Graduate Studies Faculty
Susan Ingram Osborn, Ph.D.
Programs:Neuroscience Graduate Program
Physiology & Pharmacology
Program in Molecular & Cellular Biosciences
Research Interests:pain; drug addiction; amphetamine; dopamine; dopamine transporter; periaqueductal gray; electrophysiology, Neurobiology of Disease » PubMed Listing
Preceptor RotationsDr. Ingram Osborn has not indicated availability for preceptor rotations at this time.
Faculty MentorshipDr. Ingram Osborn has not indicated availability as a mentor at this time.
My research is focused on understanding neuronal plasticity in response to acute and long-term exposure to drugs of abuse. I am particularly interested in cellular mechanisms underlying changes in neuronal excitability following drug exposure. One area of current research is focused on the dopamine transporter (DAT) and an associated chloride current that I identified in midbrain dopamine neurons during my postdoctoral work with Dr. Susan Amara. The DAT is one of a family of transporters that are the main targets for psychostimulants, such as amphetamine and cocaine. These transporters are also targets for therapeutic drugs for disorders including depression and attention deficit disorder. Although the transporters are primarily known for regulating the extracellular concentrations of neurotransmitters through reuptake of released neurotransmitters, they have significant electrical activities as well. My recent studies of the electrical properties of the monoamine transporters have shown that these transporters have a potential role in modulating excitability of midbrain neurons. Future studies are planned to determine the relevance of transporter-associated currents in the regulation of synaptic transmission in midbrain dopamine neurons associated with reward pathways using electrophysiology and real-time imaging of a chloride biosensor that I have developed with my collaborators at the University of Pittsburgh.
Another area of current research focuses on identifying intracellular signaling mechanisms involved in morphine tolerance and dependence using in vitro brain-slice recordings. We study how mu opioid receptors (MORs) in the periaqueductal gray area (PAG) modulate neuronal excitability and synaptic transmission of PAG neurons. MORs are an integral part of the endogenous descending antinociceptive pathway that decrease pain impulses in the spinal cord. During my postdoctoral fellowship with Dr. Macdonald Christie, my colleagues and I determined the cellular pathway involved in opioid modulation of presynaptic GABA release and identified changes induced in this pathway following chronic opioid administration. I have continued these studies in my own laboratory since 2003 with a focus on changes in the PAG associated with repeated morphine administration, a paradigm that dissociates morphine tolerance from dependence.

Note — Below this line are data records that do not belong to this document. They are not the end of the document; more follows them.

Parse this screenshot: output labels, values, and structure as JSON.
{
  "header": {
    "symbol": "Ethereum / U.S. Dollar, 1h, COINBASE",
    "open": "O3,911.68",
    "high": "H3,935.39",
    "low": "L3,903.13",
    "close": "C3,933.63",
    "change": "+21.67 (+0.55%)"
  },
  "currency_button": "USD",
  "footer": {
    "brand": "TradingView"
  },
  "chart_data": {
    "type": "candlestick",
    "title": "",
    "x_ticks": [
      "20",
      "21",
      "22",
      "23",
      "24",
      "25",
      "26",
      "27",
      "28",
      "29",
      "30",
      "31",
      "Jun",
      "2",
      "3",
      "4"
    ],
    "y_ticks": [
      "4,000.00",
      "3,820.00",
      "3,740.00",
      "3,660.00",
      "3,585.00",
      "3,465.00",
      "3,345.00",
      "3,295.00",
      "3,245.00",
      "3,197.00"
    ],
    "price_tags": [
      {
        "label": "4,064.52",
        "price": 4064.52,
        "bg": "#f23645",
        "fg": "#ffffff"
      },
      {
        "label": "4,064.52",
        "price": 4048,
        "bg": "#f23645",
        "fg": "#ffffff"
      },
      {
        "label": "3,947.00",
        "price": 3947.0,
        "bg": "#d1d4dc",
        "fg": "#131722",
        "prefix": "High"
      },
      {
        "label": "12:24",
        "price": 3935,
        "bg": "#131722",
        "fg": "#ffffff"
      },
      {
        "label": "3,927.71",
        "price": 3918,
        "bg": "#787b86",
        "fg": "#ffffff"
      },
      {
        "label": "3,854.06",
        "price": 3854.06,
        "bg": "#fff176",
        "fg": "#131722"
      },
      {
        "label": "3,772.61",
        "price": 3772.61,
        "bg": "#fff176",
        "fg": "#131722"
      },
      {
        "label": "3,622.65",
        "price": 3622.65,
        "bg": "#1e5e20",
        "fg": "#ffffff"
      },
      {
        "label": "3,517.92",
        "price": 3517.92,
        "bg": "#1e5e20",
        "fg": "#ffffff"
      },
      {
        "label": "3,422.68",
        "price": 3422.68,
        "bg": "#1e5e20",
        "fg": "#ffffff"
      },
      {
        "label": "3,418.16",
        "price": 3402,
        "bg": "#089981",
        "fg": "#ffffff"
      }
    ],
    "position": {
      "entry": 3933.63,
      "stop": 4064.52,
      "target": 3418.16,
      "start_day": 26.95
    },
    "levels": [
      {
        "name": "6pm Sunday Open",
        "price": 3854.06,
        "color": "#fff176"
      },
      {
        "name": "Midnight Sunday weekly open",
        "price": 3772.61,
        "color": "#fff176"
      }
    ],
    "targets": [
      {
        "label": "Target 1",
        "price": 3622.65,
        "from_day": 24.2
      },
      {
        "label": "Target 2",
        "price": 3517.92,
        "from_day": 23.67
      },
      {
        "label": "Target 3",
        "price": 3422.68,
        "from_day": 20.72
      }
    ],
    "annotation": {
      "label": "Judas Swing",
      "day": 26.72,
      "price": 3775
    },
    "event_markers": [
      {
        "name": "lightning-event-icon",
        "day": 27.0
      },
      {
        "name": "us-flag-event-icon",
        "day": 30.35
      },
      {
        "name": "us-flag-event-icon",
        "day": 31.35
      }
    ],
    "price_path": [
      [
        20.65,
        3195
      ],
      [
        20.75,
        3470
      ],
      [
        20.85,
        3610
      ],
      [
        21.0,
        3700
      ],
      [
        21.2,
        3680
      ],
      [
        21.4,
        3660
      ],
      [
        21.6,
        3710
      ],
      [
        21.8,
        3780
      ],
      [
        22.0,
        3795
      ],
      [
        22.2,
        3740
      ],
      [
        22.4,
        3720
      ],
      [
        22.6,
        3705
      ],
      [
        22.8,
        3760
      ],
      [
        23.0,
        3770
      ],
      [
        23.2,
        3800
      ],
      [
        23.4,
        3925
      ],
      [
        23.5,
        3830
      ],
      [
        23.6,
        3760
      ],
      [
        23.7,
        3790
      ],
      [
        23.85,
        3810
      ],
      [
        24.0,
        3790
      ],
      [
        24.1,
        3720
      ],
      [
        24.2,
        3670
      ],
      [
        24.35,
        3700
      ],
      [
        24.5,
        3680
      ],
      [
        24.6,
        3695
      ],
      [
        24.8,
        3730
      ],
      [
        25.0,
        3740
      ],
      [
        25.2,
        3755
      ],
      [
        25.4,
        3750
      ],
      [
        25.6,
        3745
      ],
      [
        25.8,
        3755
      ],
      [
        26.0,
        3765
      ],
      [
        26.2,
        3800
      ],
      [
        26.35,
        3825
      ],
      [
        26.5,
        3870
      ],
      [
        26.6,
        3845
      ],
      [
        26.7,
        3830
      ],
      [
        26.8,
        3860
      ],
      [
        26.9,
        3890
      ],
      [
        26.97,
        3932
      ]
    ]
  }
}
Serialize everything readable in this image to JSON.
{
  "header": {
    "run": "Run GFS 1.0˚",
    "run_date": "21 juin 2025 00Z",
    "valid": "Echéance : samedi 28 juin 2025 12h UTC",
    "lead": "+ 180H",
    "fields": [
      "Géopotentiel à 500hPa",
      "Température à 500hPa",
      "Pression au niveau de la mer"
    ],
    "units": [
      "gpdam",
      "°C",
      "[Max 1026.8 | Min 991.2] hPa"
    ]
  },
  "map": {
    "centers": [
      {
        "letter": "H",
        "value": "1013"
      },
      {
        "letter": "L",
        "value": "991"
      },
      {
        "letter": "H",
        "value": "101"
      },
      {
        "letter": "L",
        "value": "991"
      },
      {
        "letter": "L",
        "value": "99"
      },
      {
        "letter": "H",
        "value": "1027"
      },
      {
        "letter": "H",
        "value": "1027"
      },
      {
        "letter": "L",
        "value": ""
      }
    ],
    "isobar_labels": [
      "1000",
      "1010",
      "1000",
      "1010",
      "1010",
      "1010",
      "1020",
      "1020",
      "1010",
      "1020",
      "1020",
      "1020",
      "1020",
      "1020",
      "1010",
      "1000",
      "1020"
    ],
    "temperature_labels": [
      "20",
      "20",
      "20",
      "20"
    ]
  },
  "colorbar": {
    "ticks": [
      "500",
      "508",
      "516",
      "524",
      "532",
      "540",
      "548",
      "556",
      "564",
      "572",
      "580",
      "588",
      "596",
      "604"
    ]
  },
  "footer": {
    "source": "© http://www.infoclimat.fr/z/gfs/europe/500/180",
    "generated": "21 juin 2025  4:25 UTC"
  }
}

Techniques that we use in the laboratory on a daily basis include whole-cell patch-clamp electrophysiological recordings, live-cell fluorescence imaging, confocal microscopy, pharmacology and brain-slice and primary cultures of midbrain neurons. My collaboration with Dr. Michael Morgan, a behavioral neuroscientist at Washington State University Vancouver has been very successful in developing an integrative behavioral and cellular approach for studying mechanisms of opioid tolerance. Our most recent work determined that regulation of MORs (i.e. desensitization and internalization processes) is vastly different in presynaptic versus postsynaptic sites in PAG neurons. In addition, we have described compensatory signaling via ERK1/2 and changes in GABA neurotransmission following the development of antinociceptive tolerance. I recently moved my laboratory to Oregon Health & Science University to enhance the research environment for my work. I have active collaborations with Dr. Julie Saugstad (Department of Anesthesiology) and Dr. Mary Heinricher (Department of Neurological Surgery) at OHSU. These collaborations will continue to foster multi-disciplinary work from molecular mechanisms (Dr. Saugstad), electrophysiology (myself) and systems level analyses of network activation (Dr. Heinricher) in the study of descending pain and analgesia mechanisms.